Dilwale Dulhania Le Jayenge (1995)

This film remains so ubiquitous in India that it’s generally just referred to as DDLJ, and is still playing in at least one cinema in Mumbai, 16 years after its release. Appropriately for one of the biggest Bollywood hits ever, it also comes with one of the biggest soundtracks ever – grande dame of Bollywood playback singers Lata Mangeshkar lends her vocals to four of the soundtrack’s seven songs, including the iconic duet “Tujhe Dekha To” with Kumar Sanu. Certainly the biggest soundtrack of the ’90s from outside the realms of Hollywood, and an all-time subcontinental classic.

Underground (1995)

Emir Kusturica’s epic portrayal of Yugoslavia’s post-WWII history remains one of the more controversial films of the 1990s – depending on your point of view, it’s either a complex portrayal of the region’s contemporary history that’s been ignored in the West because it doesn’t entirely fit a simplistic Serbs-as-baddies-and-everyone-else-as-goodies narrative, or a risible bunch of pro-Serbian propaganda. We’re absolutely not getting involved in any such debate here, but whatever you think of the film, Goran Bregović’s soundtrack is fantastic — particularly the iconic “Kalashnikov,” which we’ve embedded above. (We will say, however, that the uploader describing “Kalashnikov” as a “Serbian patriotic song” does rather seem to miss the point of the song, which we always saw as a kind of dark satire on pro-war fervor. But that’s just us.)

Trainspotting (1996)

Like Dazed and Confused, this soundtrack – and, indeed, this film – captured a moment perfectly. For Trainspotting‘s, however, it was a case of capturing its own time rather than looking back to the past. The film came along at exactly the right time and used exactly the right music, dropping just as Britain was about to emerge from 18 years of Tory rule into what looked at the time like a fresh and bright era of optimism. The British music scene, meanwhile, was booming, with Britpop at the apogee of its commercial popularity (even if the creative rot had already set in) and jungle/drum ‘n’ bass also at its peak – in 1997, Roni Size/Reprazent’s New Forms would even win the Mercury Prize. Of course, the fact that Cool Britannia was best exemplified by a fundamentally grim Scottish drama about heroin addiction was an irony that’d only truly became clear as the years passed – but even so, Trainspotting is a killer film, and its soundtrack is a contemporary classic.
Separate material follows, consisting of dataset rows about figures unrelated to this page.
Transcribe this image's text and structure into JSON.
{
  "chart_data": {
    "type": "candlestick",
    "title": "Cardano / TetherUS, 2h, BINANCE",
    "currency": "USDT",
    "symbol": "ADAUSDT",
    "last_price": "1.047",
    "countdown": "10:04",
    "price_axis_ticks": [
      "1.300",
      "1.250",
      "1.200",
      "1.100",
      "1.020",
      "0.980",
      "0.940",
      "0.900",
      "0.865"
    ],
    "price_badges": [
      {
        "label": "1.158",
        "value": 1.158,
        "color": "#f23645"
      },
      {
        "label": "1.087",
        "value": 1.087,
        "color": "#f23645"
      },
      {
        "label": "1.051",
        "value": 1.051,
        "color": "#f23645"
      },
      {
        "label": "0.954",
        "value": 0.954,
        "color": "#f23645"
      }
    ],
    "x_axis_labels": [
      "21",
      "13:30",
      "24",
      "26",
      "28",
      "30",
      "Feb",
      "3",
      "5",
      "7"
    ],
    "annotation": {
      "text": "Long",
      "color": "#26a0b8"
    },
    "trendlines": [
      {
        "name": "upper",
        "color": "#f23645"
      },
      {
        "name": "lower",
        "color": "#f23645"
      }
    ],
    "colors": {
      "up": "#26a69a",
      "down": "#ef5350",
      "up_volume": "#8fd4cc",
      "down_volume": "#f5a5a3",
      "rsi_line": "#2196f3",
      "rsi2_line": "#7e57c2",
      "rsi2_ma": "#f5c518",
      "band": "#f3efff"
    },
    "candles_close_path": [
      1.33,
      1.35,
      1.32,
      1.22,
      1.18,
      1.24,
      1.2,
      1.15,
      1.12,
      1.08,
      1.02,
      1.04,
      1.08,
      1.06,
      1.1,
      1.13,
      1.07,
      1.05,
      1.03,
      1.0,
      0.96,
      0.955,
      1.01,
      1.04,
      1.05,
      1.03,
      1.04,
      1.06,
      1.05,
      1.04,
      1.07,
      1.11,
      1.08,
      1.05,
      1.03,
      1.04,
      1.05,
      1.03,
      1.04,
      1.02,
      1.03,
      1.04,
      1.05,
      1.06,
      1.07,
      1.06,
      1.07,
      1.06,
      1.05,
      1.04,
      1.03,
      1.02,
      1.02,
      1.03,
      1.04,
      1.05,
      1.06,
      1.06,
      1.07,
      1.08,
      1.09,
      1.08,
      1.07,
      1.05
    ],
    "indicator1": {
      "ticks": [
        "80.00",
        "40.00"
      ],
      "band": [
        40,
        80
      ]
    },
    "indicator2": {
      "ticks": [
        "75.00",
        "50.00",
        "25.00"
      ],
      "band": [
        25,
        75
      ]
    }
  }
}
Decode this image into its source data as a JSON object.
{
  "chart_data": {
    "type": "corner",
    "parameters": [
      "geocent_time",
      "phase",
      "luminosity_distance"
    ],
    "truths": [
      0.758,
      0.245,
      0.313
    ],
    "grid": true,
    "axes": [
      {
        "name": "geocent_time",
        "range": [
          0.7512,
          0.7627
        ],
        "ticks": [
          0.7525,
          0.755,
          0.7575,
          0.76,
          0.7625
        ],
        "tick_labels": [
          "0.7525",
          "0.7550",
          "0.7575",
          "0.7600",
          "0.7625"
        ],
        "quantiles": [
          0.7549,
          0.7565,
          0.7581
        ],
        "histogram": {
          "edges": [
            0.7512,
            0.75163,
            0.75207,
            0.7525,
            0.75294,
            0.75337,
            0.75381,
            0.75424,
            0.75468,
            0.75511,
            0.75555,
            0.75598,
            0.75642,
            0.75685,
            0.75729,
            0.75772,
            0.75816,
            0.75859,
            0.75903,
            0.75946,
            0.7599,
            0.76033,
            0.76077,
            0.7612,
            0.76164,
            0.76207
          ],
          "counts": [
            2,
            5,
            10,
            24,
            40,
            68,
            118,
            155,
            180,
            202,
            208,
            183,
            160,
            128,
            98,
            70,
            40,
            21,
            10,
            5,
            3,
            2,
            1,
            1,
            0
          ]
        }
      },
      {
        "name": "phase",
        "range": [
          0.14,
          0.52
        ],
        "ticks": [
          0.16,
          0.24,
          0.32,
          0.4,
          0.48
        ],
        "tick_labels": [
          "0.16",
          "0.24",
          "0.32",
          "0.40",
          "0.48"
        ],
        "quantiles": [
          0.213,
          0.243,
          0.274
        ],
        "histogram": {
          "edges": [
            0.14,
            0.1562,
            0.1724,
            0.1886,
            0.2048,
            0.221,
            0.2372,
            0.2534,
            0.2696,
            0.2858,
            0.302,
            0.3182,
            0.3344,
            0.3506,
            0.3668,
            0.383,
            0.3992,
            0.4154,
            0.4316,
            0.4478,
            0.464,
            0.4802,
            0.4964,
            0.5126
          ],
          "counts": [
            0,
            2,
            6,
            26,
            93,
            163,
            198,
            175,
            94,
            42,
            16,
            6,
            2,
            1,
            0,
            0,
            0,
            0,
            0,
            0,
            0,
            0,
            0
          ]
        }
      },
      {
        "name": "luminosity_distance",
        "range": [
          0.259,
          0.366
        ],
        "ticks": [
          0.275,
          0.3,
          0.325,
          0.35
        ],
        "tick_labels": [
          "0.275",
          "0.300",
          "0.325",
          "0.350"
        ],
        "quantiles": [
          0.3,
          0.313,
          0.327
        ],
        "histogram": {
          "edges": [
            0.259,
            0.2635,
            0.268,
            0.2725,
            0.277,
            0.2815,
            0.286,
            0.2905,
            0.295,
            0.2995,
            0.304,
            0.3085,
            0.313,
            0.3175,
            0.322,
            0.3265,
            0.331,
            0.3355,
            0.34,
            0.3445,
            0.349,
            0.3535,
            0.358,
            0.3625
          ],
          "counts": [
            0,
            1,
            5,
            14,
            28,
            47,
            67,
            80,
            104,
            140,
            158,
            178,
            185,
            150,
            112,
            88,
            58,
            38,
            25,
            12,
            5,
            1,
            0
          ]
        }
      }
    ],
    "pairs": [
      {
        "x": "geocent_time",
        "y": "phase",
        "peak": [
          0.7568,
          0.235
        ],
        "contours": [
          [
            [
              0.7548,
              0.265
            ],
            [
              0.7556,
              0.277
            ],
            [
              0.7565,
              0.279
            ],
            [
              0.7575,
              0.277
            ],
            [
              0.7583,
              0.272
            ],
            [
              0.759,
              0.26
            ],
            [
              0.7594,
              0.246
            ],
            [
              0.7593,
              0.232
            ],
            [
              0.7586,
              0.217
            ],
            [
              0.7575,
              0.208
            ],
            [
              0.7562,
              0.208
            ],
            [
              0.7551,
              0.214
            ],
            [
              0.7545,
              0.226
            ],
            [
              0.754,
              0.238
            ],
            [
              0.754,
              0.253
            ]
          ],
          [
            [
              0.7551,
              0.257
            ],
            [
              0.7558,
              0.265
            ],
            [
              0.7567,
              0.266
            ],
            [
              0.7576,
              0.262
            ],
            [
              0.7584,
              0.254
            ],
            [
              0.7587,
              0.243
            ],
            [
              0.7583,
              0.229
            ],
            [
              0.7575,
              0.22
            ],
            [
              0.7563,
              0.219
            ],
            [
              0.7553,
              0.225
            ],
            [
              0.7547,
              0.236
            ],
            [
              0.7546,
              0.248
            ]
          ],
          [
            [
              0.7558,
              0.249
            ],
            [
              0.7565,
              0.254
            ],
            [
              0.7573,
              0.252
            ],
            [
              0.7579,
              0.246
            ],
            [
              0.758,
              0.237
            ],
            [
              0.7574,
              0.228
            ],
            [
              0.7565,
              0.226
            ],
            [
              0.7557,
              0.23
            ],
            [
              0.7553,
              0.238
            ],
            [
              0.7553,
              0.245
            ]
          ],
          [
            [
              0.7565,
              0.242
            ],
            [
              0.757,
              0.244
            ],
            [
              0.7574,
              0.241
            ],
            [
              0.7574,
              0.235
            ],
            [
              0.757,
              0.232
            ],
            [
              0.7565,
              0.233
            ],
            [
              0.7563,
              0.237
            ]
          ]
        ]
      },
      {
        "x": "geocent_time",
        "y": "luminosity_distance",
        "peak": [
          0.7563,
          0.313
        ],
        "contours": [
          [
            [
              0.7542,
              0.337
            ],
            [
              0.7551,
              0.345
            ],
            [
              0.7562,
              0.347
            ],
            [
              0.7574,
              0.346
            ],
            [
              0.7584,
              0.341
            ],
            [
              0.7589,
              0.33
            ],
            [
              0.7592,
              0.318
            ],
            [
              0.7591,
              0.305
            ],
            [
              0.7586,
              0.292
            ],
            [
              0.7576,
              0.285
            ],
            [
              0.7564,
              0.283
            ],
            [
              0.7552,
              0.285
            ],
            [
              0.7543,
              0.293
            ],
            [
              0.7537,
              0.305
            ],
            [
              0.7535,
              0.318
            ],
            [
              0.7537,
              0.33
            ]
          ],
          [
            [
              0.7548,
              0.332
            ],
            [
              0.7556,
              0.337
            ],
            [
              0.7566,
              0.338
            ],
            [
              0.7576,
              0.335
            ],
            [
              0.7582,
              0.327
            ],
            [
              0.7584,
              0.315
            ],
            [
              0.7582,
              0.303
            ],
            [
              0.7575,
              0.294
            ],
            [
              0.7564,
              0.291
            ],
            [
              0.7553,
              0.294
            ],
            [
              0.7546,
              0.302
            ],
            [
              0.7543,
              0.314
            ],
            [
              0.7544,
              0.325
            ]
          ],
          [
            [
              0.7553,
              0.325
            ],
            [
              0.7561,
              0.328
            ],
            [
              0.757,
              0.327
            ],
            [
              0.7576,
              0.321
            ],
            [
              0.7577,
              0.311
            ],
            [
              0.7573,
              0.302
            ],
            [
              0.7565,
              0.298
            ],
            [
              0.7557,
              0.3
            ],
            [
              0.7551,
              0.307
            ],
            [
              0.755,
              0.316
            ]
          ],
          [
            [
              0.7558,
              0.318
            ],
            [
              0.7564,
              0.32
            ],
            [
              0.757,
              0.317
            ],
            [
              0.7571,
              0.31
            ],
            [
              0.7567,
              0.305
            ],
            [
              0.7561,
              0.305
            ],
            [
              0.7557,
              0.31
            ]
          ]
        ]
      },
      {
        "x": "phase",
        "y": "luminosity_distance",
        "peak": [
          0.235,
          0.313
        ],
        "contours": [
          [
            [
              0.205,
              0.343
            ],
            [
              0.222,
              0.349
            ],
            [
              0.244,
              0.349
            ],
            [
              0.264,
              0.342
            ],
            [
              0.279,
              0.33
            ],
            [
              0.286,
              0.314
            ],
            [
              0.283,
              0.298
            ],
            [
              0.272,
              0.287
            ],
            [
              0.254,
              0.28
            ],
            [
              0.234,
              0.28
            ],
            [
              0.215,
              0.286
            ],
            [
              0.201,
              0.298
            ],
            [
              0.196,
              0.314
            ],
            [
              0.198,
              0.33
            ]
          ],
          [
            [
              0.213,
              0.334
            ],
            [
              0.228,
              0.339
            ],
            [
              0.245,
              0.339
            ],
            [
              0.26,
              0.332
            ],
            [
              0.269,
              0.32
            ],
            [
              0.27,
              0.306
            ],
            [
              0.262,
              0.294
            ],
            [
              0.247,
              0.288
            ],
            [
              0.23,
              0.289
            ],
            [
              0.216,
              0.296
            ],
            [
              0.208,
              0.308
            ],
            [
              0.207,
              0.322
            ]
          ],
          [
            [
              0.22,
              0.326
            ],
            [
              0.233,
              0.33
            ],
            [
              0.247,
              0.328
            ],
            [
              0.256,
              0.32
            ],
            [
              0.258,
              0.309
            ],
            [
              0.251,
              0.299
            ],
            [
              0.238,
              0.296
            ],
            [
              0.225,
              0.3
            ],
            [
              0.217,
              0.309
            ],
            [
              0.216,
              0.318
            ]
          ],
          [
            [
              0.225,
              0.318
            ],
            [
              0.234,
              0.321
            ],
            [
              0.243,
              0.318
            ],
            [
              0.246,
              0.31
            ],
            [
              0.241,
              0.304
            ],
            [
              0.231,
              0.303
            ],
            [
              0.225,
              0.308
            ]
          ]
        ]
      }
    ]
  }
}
The Virgin Suicides (1999)

Whether Sofia Coppola’s debut feature is actually any good is a question for another day, but one thing’s for sure – it certainly would have been a whole lot worse off without Air’s lush, evocative soundtrack. The music is a huge part of turning the film from a literal and rather unfeasible tale of five sisters all committing suicide into a more abstract, dreamlike fable.